Find the fixed points

Question

We have $x_{n+1} = ax_n +b$ with $x_0$ given. We have to find the fixed points of this function, and decide for which values of $a$ they are stable.

So I looked it up and found that a fixed point is a point for which $f(x) = x$, so basically intersections of a certain function with the line $y=x$.

My question is; How can we use this for the above function? Does $x_{n+1}$ have to equal $x_n$? And how would we able to find these fixed points?

Answer 1

Your system needs to remain at the same point after an additional iteration. I.e. $x_{n}=x_{n+1}$.
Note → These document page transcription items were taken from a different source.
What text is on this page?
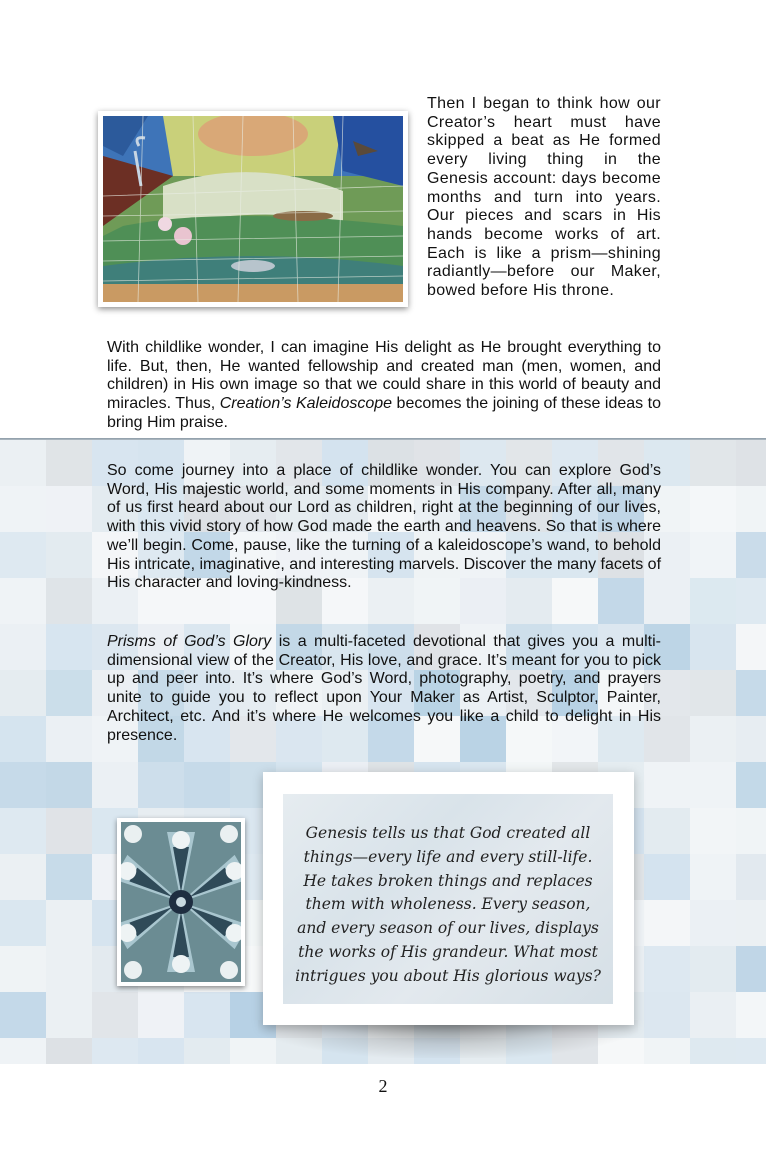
Then I began to think how our Creator’s heart must have skipped a beat as He formed every living thing in the Genesis account: days become months and turn into years. Our pieces and scars in His hands become works of art. Each is like a prism—shining radiantly—before our Maker, bowed before His throne.

With childlike wonder, I can imagine His delight as He brought everything to life. But, then, He wanted fellowship and created man (men, women, and children) in His own image so that we could share in this world of beauty and miracles. Thus, Creation’s Kaleidoscope becomes the joining of these ideas to bring Him praise.

So come journey into a place of childlike wonder. You can explore God’s Word, His majestic world, and some moments in His company. After all, many of us first heard about our Lord as children, right at the beginning of our lives, with this vivid story of how God made the earth and heavens. So that is where we’ll begin. Come, pause, like the turning of a kaleidoscope’s wand, to behold His intricate, imaginative, and interesting marvels. Discover the many facets of His character and loving-kindness.

Prisms of God’s Glory is a multi-faceted devotional that gives you a multi-dimensional view of the Creator, His love, and grace. It’s meant for you to pick up and peer into. It’s where God’s Word, photography, poetry, and prayers unite to guide you to reflect upon Your Maker as Artist, Sculptor, Painter, Architect, etc. And it’s where He welcomes you like a child to delight in His presence.

Genesis tells us that God created all
things—every life and every still-life.
He takes broken things and replaces
them with wholeness. Every season,
and every season of our lives, displays
the works of His grandeur. What most
intrigues you about His glorious ways?

2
$x_{n+1} = ax_{n}+b$ hence becomes $x_{n}=ax_{n}+b$, which yields $x_{n}-ax_{n}=b$
then
$x_{n}(1-a)=b$
and finally
$x_{n}=\frac{b}{1-a}$.

For $b=0$ we get $x_{n+1} = ax_n$, which is feasible for any $a$, with the fixed point coming to lie at 0. Otherwise this is feasible for any $a\neq 1$ (which would make the system $x_{n+1}=x_{n}+b$, which makes visible how b will for ever increase the system value).

This also explains the result, which means in simple terms that at the fixed point the factor a diminishes the value of x as much as b adds to it.

Again, this relates to the stability. A BIBO stable system will remain bounded on a bounded input b (or returns to zero for asymptotic stability). This is achieved by limiting the eigenvalues of the discrete system (here a) to be strictly smaller than 1 in magnitude: $|a|<1$.

Answer 2

Fixed points are where the $n+1$th step is the same as the $n$th step, ie $x=ax+b$.

Answer 3

$$x_{n}=ax_{n}+b$$

$$(1-a)x_n=b$$

$$x_n=\frac{b}{1-a}$$

It's worth noting that in general, by the fundamental theorem of algebra, there will be exactly $d$ fixed points in a $d$ degree polynomial (some of them may be complex).